Dopo aver letto l’articolo, prova a rispondere a queste domande:
- Qual è la differenza tra felicità lavorativa autentica e soddisfazione superficiale? La felicità autentica deriva da una reale realizzazione personale sul lavoro, mentre la soddisfazione superficiale è temporanea e imposta artificialmente dalle aziende.
- Quali sono i principali fattori che, secondo il World Happiness Report 2025, favoriscono il benessere dei dipendenti? Cultura aziendale basata su fiducia e benevolenza, comportamenti prosociali, relazioni solide ed empatia nella gestione delle difficoltà.
- Qual è la situazione dei lavoratori italiani in base ai dati del 2025? Solo il 43% considera l’organizzazione in cui lavora come ottima, il 73% vive stress e ansia, e il 36,7% ricorre a supporto psicologico.
- Cosa si intende per “positività tossica” in ambito aziendale?
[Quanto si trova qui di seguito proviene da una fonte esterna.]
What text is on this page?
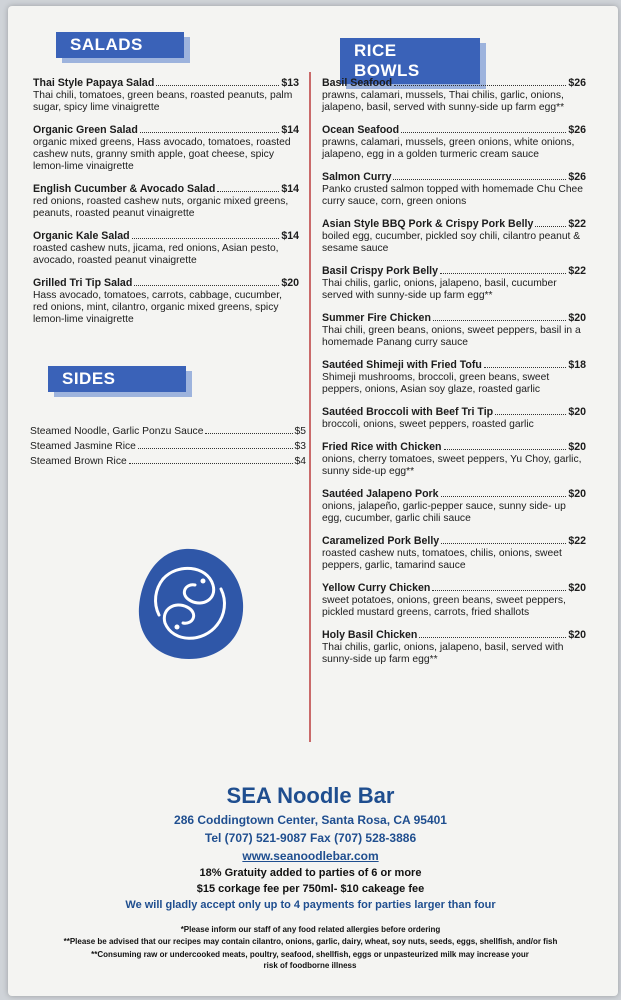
SALADS
Thai Style Papaya Salad	$13
Thai chili, tomatoes, green beans, roasted peanuts, palm sugar, spicy lime vinaigrette
Organic Green Salad	$14
organic mixed greens, Hass avocado, tomatoes, roasted cashew nuts, granny smith apple, goat cheese, spicy lemon-lime vinaigrette
English Cucumber & Avocado Salad	$14
red onions, roasted cashew nuts, organic mixed greens, peanuts, roasted peanut vinaigrette
Organic Kale Salad	$14
roasted cashew nuts, jicama, red onions, Asian pesto, avocado, roasted peanut vinaigrette
Grilled Tri Tip Salad	$20
Hass avocado, tomatoes, carrots, cabbage, cucumber, red onions, mint, cilantro, organic mixed greens, spicy lemon-lime vinaigrette
SIDES
Steamed Noodle, Garlic Ponzu Sauce	$5
Steamed Jasmine Rice	$3
Steamed Brown Rice	$4
RICE BOWLS
Basil Seafood	$26
prawns, calamari, mussels, Thai chilis, garlic, onions, jalapeno, basil, served with sunny-side up farm egg**
Ocean Seafood	$26
prawns, calamari, mussels, green onions, white onions, jalapeno, egg in a golden turmeric cream sauce
Salmon Curry	$26
Panko crusted salmon topped with homemade Chu Chee curry sauce, corn, green onions
Asian Style BBQ Pork & Crispy Pork Belly	$22
boiled egg, cucumber, pickled soy chili, cilantro peanut & sesame sauce
Basil Crispy Pork Belly	$22
Thai chilis, garlic, onions, jalapeno, basil, cucumber served with sunny-side up farm egg**
Summer Fire Chicken	$20
Thai chili, green beans, onions, sweet peppers, basil in a homemade Panang curry sauce
Sautéed Shimeji with Fried Tofu	$18
Shimeji mushrooms, broccoli, green beans, sweet peppers, onions, Asian soy glaze, roasted garlic
Sautéed Broccoli with Beef Tri Tip	$20
broccoli, onions, sweet peppers, roasted garlic
Fried Rice with Chicken	$20
onions, cherry tomatoes, sweet peppers, Yu Choy, garlic, sunny side-up egg**
Sautéed Jalapeno Pork	$20
onions, jalapeño, garlic-pepper sauce, sunny side- up egg, cucumber, garlic chili sauce
Caramelized Pork Belly	$22
roasted cashew nuts, tomatoes, chilis, onions, sweet peppers, garlic, tamarind sauce
Yellow Curry Chicken	$20
sweet potatoes, onions, green beans, sweet peppers, pickled mustard greens, carrots, fried shallots
Holy Basil Chicken	$20
Thai chilis, garlic, onions, jalapeno, basil, served with sunny-side up farm egg**
SEA Noodle Bar
286 Coddingtown Center, Santa Rosa, CA 95401
Tel (707) 521-9087 Fax (707) 528-3886
www.seanoodlebar.com
18% Gratuity added to parties of 6 or more
$15 corkage fee per 750ml- $10 cakeage fee
We will gladly accept only up to 4 payments for parties larger than four
*Please inform our staff of any food related allergies before ordering
**Please be advised that our recipes may contain cilantro, onions, garlic, dairy, wheat, soy nuts, seeds, eggs, shellfish, and/or fish
**Consuming raw or undercooked meats, poultry, seafood, shellfish, eggs or unpasteurized milk may increase your risk of foodborne illness
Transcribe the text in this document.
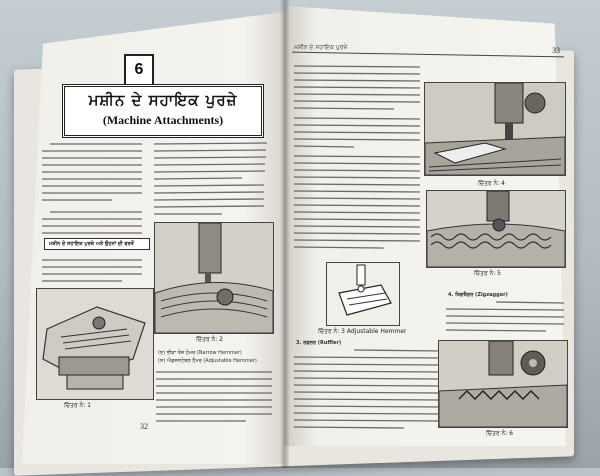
6
ਮਸ਼ੀਨ ਦੇ ਸਹਾਇਕ ਪੁਰਜ਼ੇ
(Machine Attachments)
ਮਸ਼ੀਨ ਦੇ ਸਹਾਇਕ ਪੁਰਜ਼ੇ ਅਤੇ ਉਹਨਾਂ ਦੀ ਵਰਤੋਂ
ਚਿੱਤਰ ਨੰ: 1
ਚਿੱਤਰ ਨੰ: 2
(ੲ) ਭੀੜਾ ਤੇਜ਼ ਹੇਮਰ (Narrow Hemmer)
(ਸ) ਐਡਜਸਟੇਬਲ ਹੈਮਰ (Adjustable Hemmer)
32
ਮਸ਼ੀਨ ਦੇ ਸਹਾਇਕ ਪੁਰਜ਼ੇ	33
ਚਿੱਤਰ ਨੰ: 3 Adjustable Hemmer
3. ਰਫਲਰ (Ruffler)
ਚਿੱਤਰ ਨੰ: 4
ਚਿੱਤਰ ਨੰ: 5
4. ਜ਼ਿਗਜ਼ੈਗਰ (Zigzagger)
ਚਿੱਤਰ ਨੰ: 6
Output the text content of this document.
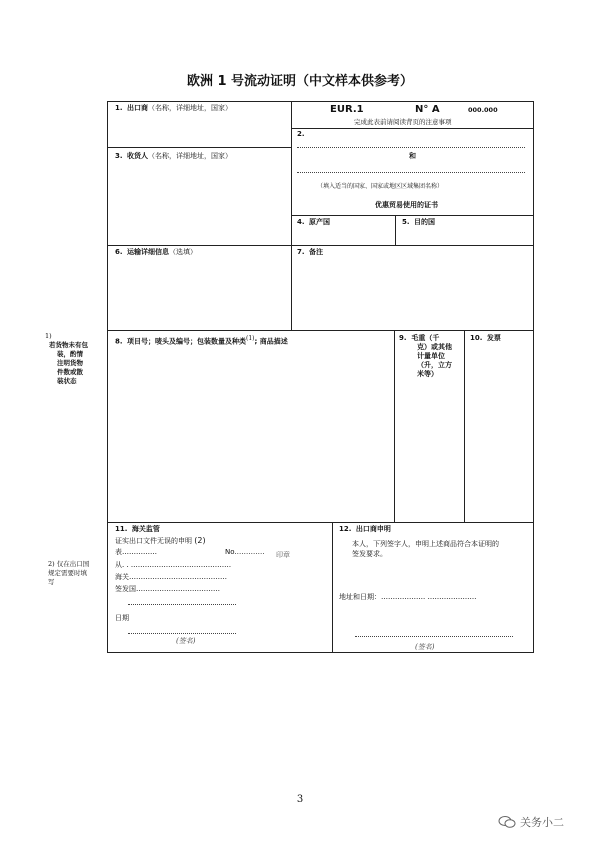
欧洲 1 号流动证明（中文样本供参考）
1)
若货物未有包
装，酌情
注明货物
件数或散
装状态
2) 仅在出口国
规定需要时填
写
EUR.1	N° A	000.000
完成此表前请阅读背页的注意事项
1. 出口商（名称，详细地址，国家）
2.
和
（填入适当的国家、国家或地区区域集团名称）
优惠贸易使用的证书
3. 收货人（名称，详细地址，国家）
4. 原产国	5. 目的国
6. 运输详细信息（选填）	7. 备注
8. 项目号；唛头及编号；包装数量及种类$^{(1)}$; 商品描述	9. 毛重（千
克）或其他
计量单位
（升，立方
米等）
10. 发票
11. 海关监管
证实出口文件无误的申明 (2)
表……………	No.………… 印章
从. . .……………………………………
海关……………………………………
签发国………………………………
日期
(签名)
12. 出口商申明
本人，下列签字人，申明上述商品符合本证明的
签发要求。
地址和日期：………………. …………………
(签名)
3
关务小二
È un approccio in cui la felicità viene imposta artificialmente, ignorando o minimizzando i problemi reali e generando stress.
- Quali strategie pratiche possono adottare le aziende per migliorare il benessere lavorativo? Attività di team-building significative, programmi di mentorship, riconoscimenti frequenti e comunicazione trasparente.
Glossario
- Benessere organizzativo: condizione in cui i lavoratori percepiscono il proprio ambiente di lavoro come positivo, sicuro e gratificante.
- Empatia: capacità di comprendere e condividere le emozioni e i sentimenti altrui, cruciale per gestire situazioni di stress lavorativo.
- Positività tossica: comportamento organizzativo che impone una felicità apparente e superficiale, ignorando i problemi reali.
- Team-building: insieme di attività mirate a rafforzare la collaborazione, la comunicazione e le relazioni tra i membri di un gruppo di lavoro.
- Mentorship: programma attraverso cui persone esperte (mentor) offrono guida e supporto professionale a colleghi meno esperti.
- Capitale sociale: insieme delle relazioni interpersonali e dei valori condivisi che facilitano la cooperazione e il successo aziendale.
- World Happiness Report: rapporto annuale che valuta i livelli globali di felicità e benessere, fornendo indicatori e raccomandazioni per migliorare la qualità della vita.